Simply Statistics: The Dangers of Weighting Up a Sample

There’s a great story by Nate Cohn over at the New York Times’ Upshot about the dangers of “weighting up” a sample from a survey. In this case, it is in regards to a U.S.C/LA Times poll asking who people will vote for President:

The U.S.C./LAT poll weights for many tiny categories: like 18-to-21-year-old men, which U.S.C./LAT estimates make up around 3.3 percent of the adult citizen population. Weighting simply for 18-to-21-year-olds would be pretty bold for a political survey; 18-to-21-year-old men is really unusual.

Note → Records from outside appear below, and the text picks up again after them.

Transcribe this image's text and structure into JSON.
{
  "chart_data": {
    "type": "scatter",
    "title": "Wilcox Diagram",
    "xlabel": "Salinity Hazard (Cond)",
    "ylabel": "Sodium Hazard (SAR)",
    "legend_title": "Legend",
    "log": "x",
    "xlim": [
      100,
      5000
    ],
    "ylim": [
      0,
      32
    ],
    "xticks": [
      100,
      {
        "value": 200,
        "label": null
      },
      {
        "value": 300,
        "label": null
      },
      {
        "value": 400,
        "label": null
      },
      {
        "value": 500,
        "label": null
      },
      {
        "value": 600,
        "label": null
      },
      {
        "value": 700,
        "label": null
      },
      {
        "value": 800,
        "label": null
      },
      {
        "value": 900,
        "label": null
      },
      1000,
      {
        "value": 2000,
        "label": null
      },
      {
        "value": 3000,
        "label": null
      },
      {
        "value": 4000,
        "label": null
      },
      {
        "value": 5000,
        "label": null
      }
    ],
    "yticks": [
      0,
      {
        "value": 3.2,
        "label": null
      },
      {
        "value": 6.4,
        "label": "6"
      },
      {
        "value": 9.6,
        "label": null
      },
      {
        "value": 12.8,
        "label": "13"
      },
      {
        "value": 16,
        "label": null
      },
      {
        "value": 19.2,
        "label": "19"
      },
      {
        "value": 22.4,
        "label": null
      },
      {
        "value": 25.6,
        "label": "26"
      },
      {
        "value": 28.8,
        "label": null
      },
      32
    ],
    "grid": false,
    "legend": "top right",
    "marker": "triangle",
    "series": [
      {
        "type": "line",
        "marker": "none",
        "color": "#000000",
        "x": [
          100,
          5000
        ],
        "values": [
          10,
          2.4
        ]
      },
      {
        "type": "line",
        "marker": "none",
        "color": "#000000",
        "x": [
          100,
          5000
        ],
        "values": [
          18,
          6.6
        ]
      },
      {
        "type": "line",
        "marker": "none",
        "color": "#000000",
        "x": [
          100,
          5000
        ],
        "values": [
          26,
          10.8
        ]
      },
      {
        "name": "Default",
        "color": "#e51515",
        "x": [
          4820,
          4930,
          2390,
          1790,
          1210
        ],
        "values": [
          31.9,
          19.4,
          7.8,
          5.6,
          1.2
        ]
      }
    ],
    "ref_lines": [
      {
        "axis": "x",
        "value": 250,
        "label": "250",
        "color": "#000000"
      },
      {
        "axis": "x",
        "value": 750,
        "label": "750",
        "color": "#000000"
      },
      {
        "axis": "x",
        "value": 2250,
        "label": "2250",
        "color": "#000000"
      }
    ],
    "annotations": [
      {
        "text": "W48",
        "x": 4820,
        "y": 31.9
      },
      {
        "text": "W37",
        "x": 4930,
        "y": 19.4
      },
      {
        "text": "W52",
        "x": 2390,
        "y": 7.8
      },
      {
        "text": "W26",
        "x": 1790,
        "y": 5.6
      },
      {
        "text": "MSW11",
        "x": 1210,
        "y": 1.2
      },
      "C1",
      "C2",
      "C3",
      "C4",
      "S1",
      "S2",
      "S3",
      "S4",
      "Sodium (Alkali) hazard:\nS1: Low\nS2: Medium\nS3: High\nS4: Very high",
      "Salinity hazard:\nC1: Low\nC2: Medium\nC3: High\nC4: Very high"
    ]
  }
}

The U.S.C./LA Times poll apparently goes even further:

When you start considering the competing demands across multiple categories, it can quickly become necessary to give an astonishing amount of extra weight to particularly underrepresented voters — like 18-to-21-year-old black men. This wouldn’t be a problem with broader categories, like those 18 to 29, and there aren’t very many national polls that are weighting respondents up by more than eight or 10-fold. The extreme weights for the 19-year-old black Trump voter in Illinois are not normal.

It’s worth noting (as a good thing) that the U.S.C./LA Times poll data is completely open, thus allowing the NYT to reproduce this entire analysis.

I haven’t done much in the way of survey analyses, but I’ve done some inverse probability weighting and in my experience it can be a tricky procedure in ways that are not always immediately obvious. The article discusses weight trimming, but also notes the dangers of that procedure. Overall, a good treatment of a complex issue.